Friday Facts 3: Sixi 3 Java GUI

This week I’ve done a lot to make driving the Sixi 3 arm easier.

You’ll recall from FF1 that I had build a Panel to talk to a robot in Javax Swing.

TextInterfaceToListeners (at the bottom) was the starting point. Then I made a ConversationHistoryList (in the middle). The two are tied togeter in a TextInterfaceWithHistory, such that hitting send copies the message to the history and clicking a line in the history copies it to the input field. Next I made a ChooseConnectionPanel (at the top) and attached that to the TextInterfaceWithHistory inside a TextInterfaceToNetworkSession. Sure, it could have all been in one giant class… but that’s hard to manage, debug, or reuse.

Having made all that, I found it was no better than the existing Arduino serial interface for talking to the robot. My biggest worry is that I make a typo and send the robot crashing through the table before I can hit the emergency stop. So to address this pain point, I needed a way to drive more intuitively.

The Dial

The Dial is drawn to scale whatever size you need. It listens for scrolling of the mouse wheel. Other classes can subscribe to get ActionEvents when the dial moves. This way the dial is loosely coupled and can be reused all over the place. For example,

Angle Driving

Using the dial I built a panel that is initialized with a virtual sixi3 robot.

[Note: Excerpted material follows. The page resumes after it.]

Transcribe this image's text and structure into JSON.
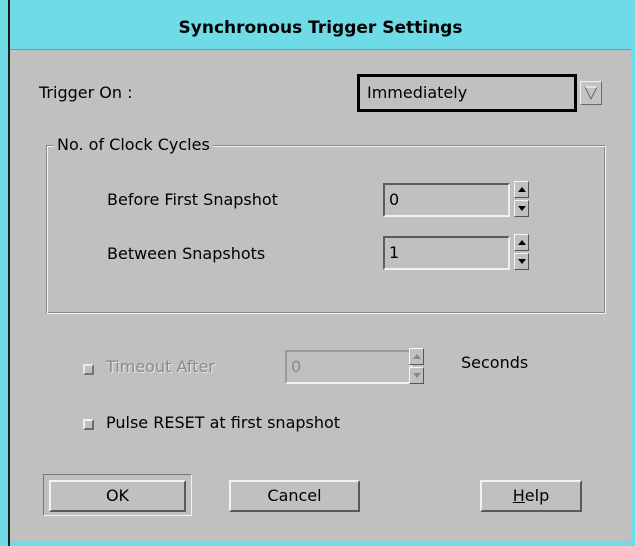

The radio buttons on the left are pulled from the robot model. The AngleDriving system listens to the dial. When the Dial moves then AngleDriving looks at the selected button, finds the robot joint, and tweaks it by 1 degree.

Cartesian Driving

Moving the arm one joint at a time is fine some of the time, but sometimes I need to move in a straight line. I improved the look of the Dial a little bit and made this tool to move the end effector (finger tip) of the robot arm.

XYZ are straight line moves. Roll is a twist around Z, pitch a twist around X, and yaw a twist around Y. Each of these moves happens relative to the reference frame. The options for now are world, the first joint of the robot, and the end effector itself.

Read-only panels

Once I had that I needed more ways to visualize what the system was doing. The two types I made are the AngleReportPanel,

And the various matrix reports.

Each of these listens to the robot reporting a change to the end effector position.

Cartesian Driving with Jacobians

Big shout out to for the excellent Jupyter notebooks that helped me improve cartesian driving to work. For some time now I’ve been telling everyone how much I love Gradient Descent for moving the robot arm. Well… it turns out Gradient Descent is hard to tune and slow AF to converge on a solution, sometimes taking 30 seconds per millimeter. So, instead, based on Greer’s notes, I used the approximate Jacobian.

The approximate Jacobian is a matrix describing the relationship between joint velocity and cartesian velocity at a position. So from position A to position B have the cartesian difference {x,y,z,roll,pitch,yaw}, dAB.

  • I get the approximate Jacobian at A, aj.
  • I get the inverse or pseudoinverse of the Jacobian, aji,
  • Multiply aji * dAB to get is the amount to move each joint in the arm.
  • Apply the joint change and measure the error term.

I set up a loop to run (at most) 20 times. In practical terms it never seems to run more than 2 or 3 per step, and feels blazing fast.

Putting it all together

If you run the development version of Robot Overlord today and use Demos > Sixi 3 you’ll get this view and be able to drive the virtual robot by playing with the controls. Tweaking the dials moves the virtual robot. Sixi 3 UI listens for those changes and sends them through the RobotUI.chatInterface so they show up in the history and they move the real machine (if connected).

My next Thing is figuring out a nice way to run programs: loops, sequences, patterns, wait for signal, send signal, conditionals, and so on. The virtual robot does not know anything about gcode and my gut says it would be a really big mess to spread gcode around the app. I would love to jazz with you about this and find a Good Way to achieve the Thing.